I saw that many of the participants in the 2019 demonstrations were young, often teenagers, and highly-educated. They admitted to their fears and the futility of challenging China with umbrellas and wok lids to place over rounds of tear gas. ‘What alternative do we have?’ one asked me.

Kwong, a Hong Kong campaigner who works with IPAC, an alliance of MPs in democratic countries pushing for firmer response to China, told me she anticipated Beijing’s breach of the treaty with Britain ‘but I never expected it to be so quick’.

She was not alone: the demolition of the deal, the breaking of all those promises agreed by Chinese leaders, has taken place with disturbing speed. Kwong, currently studying in Germany, will this week join those Hong Kongers moving to Britain.

According to the latest government figures, there have been 123,400 applications for the special visa scheme launched two years ago in response to the repression that offers a fresh start here.

The clampdown on civil liberties, which coincided with Hong Kong’s bungled response to Covid, has seen the population shrink for two years after six decades of annual growth that saw it double in size.

Firms have seen an exodus of senior foreign staff and complain it can take months to find replacements while analysts predict a sharp fall in prices for the world’s most expensive residential property market.

Some firms have begun warning it may be impossible to continue in a city that seems to have slammed shut its doors. Other multinationals such as the HSBC and Standard Chartered banks have, however, shamefully kowtowed to Beijing, even praising the National Security Law.

Hong Kong’s adoption of China’s ‘zero-Covid’ policy on the pandemic fuelled the sense of isolation after the virus emerged out of central China in January 2020. The government failed to vaccinate a sufficient number of elderly people, so when their defences were breached by the Omicron variant more than 8,000 people died in three months.

Ironically, the Hollywood hit movie Contagion — about a global pandemic, which starred Gwyneth Paltrow — was filmed at Jumbo Floating Restaurant. Last month, Beijing picked John Lee, the hardline security chief sanctioned by the U.S. for overseeing the crackdown, as the territory’s next chief executive — a move seen as underscoring its relentless focus on ‘stability’ rather than prosperity.

Among those forced to flee recently is Michael Vidler, a human rights and criminal lawyer who spent 30 years building up a thriving Hong Kong practice before having to leave suddenly in April amid fears he was being targeted by Beijing.

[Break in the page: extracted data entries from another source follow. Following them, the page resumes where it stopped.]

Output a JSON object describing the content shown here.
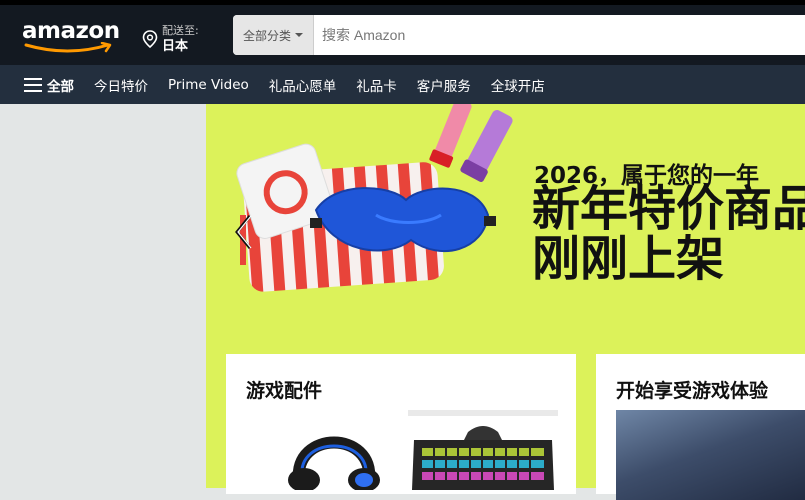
{
  "header": {
    "logo_text": "amazon",
    "deliver_label": "配送至:",
    "deliver_location": "日本",
    "search": {
      "category": "全部分类",
      "placeholder": "搜索 Amazon"
    }
  },
  "subnav": {
    "all_label": "全部",
    "items": [
      "今日特价",
      "Prime Video",
      "礼品心愿单",
      "礼品卡",
      "客户服务",
      "全球开店"
    ]
  },
  "hero": {
    "subtitle": "2026，属于您的一年",
    "title_line1": "新年特价商品",
    "title_line2": "刚刚上架"
  },
  "cards": [
    {
      "title": "游戏配件"
    },
    {
      "title": "开始享受游戏体验"
    }
  ],
  "colors": {
    "nav_dark": "#131921",
    "nav_sub": "#232f3e",
    "hero_bg": "#dcf25a",
    "logo_smile": "#ff9900"
  }
}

Even as he left the airport, Vidler was harassed by up to ten Chinese media reporters taking photographs and asking if he was a traitor. As he knew better than most, hostile Press campaigns are often used by the state as a prelude to arrest.

The British lawyer had already seen legal colleagues in China barred from doing their job on baseless ‘public nuisance’ grounds. ‘I felt a quiet but profound sense of foreboding that this time had come for Hong Kong lawyers like me,’ he said.

Vidler arrived as a young man in Hong Kong entranced by its dynamism and freedom, the best police force in Asia and a system of government rooted in law.

‘Now I see it as a police state,’ he said. ‘There is no opposition in the legislative council, civil society is not functioning, people are cowed and the police are even goose-stepping in parades.’

Like all other Britons and Hong Kongers I spoke to last week, Vidler spoke of his sadness at the ruination of one of the world’s most remarkable places. ‘Hong Kong is now unrecognisable from the place that I loved,’ he said.

One financier I met on a protest told me she had ‘begrudgingly’ left. The harsh truth is that Hong Kong — with its unique spirit, evolved through an unusual stew of cultures, history and geography — lies wrecked, just like that landmark restaurant.

It is becoming just another bustling Chinese city filled with fearful citizens under the rigid control of corrupt communist bosses in Beijing, brutish security forces and some of the world’s most intense surveillance.

And that is a tragic loss for the whole world.